Karl flinched away from the sound of the Exarch slamming the phone. He hung up the pay phone and looked around the area, trying to find any more monsters hiding in the scurrying of Americans around the largest military hospital in the country. He had known the man everyone called Exarch Christopher VII before he took his vows as Exarch and he couldn't recall the man ever sounding this intense about something. Given some of the hell holes they had fought in together, that was saying something.

He looked up at the beautiful, clear blue sky and took a deep breath of the cool summer breeze wafting the smell of flowers on the air and shook his head. This type of confrontation should take place on a lead gray day, a day threatening to deluge the world in darkness and misery, not this gorgeous early summer morning promising a day of picnics and soccer for those not working.

Karl looked around once more and decided there was nothing else to be done. The pieces were probably all in place, now all that remained was moving them into their final positions as the end game approached. To that end, he lifted the walkie-talkie to this mouth and pressed the button. "Move in! All groups move into your positions around the maternity ward. Make sure you don't spook the normals early by being out of character or flashing weapons other than the hand guns those of you in uniform are carrying. Exarch Christopher VII is going to send us all to Alaska to fight the Wendigos if we fail to save this child and her parents, so let's be aware and get this done!'


"Seaaaaan!" her breathing was too rapid and the contractions were coming one on top of the other. They still had not gotten to the Autobahn, but they were not far now. She wasn't going to make it, however. "Sean! I need you, damn it! Pull the fuck overrrrrr!"

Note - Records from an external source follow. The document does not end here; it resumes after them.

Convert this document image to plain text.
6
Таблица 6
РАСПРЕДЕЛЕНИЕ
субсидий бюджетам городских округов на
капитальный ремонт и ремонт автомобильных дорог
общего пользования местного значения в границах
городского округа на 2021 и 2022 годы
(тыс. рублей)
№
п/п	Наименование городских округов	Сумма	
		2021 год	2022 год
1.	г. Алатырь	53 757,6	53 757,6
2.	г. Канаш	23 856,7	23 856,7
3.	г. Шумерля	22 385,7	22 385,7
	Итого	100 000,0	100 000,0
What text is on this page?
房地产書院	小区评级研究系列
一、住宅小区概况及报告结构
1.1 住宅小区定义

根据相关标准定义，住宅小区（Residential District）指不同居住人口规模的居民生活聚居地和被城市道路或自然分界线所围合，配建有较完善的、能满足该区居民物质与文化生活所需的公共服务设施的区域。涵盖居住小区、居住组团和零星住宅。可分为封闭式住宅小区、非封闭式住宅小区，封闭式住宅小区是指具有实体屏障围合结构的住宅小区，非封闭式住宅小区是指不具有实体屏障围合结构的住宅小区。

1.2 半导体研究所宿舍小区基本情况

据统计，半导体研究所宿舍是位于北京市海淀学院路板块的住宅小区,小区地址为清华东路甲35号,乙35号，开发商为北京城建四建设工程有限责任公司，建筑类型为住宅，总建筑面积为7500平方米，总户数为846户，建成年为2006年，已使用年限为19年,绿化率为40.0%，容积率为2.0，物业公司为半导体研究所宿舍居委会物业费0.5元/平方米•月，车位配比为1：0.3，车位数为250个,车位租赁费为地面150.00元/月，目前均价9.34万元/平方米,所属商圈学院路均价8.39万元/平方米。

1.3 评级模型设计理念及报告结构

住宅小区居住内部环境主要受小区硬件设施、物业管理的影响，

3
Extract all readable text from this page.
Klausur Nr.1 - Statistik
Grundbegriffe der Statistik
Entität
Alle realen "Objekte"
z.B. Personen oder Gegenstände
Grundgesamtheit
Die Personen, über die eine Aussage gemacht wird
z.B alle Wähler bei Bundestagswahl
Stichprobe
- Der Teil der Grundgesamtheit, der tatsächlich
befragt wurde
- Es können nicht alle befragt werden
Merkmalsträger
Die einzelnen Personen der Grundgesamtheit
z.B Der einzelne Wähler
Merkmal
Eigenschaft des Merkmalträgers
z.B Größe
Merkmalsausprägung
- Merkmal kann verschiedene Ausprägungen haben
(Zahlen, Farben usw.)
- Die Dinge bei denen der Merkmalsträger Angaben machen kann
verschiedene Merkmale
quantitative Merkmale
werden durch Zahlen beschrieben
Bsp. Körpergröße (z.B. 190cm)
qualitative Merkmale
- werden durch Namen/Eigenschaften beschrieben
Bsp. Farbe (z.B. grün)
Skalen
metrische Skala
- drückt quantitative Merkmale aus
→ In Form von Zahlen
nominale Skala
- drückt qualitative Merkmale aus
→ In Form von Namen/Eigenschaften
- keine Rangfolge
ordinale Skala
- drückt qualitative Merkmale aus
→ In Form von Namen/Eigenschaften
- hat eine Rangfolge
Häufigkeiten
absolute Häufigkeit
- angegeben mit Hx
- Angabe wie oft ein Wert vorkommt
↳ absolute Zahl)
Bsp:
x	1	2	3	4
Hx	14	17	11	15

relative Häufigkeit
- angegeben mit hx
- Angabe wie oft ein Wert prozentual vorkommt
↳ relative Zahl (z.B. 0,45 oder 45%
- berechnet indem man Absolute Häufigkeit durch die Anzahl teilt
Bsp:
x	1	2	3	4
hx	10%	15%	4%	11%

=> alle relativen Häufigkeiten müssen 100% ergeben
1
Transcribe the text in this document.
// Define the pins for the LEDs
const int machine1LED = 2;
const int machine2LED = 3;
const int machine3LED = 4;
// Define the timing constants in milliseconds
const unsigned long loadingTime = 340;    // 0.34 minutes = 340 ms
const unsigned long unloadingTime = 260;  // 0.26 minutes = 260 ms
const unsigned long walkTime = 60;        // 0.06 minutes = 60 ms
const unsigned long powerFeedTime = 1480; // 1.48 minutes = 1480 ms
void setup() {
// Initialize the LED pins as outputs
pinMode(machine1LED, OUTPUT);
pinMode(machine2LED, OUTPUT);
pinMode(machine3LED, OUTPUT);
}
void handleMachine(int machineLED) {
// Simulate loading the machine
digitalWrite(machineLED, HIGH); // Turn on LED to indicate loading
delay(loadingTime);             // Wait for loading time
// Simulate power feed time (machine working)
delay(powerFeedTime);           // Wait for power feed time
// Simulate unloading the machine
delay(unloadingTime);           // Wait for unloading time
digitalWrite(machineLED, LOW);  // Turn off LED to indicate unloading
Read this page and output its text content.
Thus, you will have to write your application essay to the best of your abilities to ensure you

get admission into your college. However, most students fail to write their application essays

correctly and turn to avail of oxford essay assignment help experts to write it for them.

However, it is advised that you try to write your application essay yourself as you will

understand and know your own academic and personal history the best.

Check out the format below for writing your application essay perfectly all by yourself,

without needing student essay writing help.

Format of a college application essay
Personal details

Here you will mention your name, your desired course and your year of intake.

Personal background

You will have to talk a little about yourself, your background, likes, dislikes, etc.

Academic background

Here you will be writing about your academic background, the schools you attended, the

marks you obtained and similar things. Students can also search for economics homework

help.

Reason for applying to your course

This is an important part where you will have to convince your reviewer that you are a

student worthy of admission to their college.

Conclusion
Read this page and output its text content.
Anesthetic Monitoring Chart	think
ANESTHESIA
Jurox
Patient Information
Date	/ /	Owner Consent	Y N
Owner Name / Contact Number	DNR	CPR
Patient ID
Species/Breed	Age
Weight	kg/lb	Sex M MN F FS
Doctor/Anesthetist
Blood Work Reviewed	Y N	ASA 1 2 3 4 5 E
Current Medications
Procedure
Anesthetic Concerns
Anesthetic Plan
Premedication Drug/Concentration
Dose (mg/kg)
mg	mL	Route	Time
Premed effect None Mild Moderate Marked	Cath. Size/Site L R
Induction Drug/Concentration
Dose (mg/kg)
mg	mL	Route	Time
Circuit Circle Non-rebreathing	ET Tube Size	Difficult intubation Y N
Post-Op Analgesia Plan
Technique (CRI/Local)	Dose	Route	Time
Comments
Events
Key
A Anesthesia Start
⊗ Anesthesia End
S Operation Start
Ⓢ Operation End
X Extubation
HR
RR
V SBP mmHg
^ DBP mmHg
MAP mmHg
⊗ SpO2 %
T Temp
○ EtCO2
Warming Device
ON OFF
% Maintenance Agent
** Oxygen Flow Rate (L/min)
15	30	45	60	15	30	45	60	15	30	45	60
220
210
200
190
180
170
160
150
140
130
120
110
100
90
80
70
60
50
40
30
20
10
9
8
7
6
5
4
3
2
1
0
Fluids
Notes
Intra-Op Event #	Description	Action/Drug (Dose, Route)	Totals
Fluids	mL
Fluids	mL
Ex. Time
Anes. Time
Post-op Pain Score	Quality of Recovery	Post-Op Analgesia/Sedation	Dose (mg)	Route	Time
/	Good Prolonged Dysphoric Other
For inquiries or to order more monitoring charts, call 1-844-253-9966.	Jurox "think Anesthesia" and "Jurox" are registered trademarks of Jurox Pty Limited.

The young man swore silently and pulled over to the honking of horns as those behind him swerved around him. He pulled well into the grass on the side of the road, one much more substantial than the one leading from their apartment but still not the wide, swift-moving Autobahn. He jumped out of the car and popped open the trunk, noticing the farm the road wound through for the first time. He had been a Boy Scout and old habits died hard. He knew they lived too far out for Anika to make it to the hospital in a hurry, so he packed an emergency birthing kit based on information he got from medics he knew. He opened the back door and put the kit on the foot well behind the driver's seat. He opened it and then popped his wife's seat belt. She was still breathing rapidly but now she was eyeing him in amazement.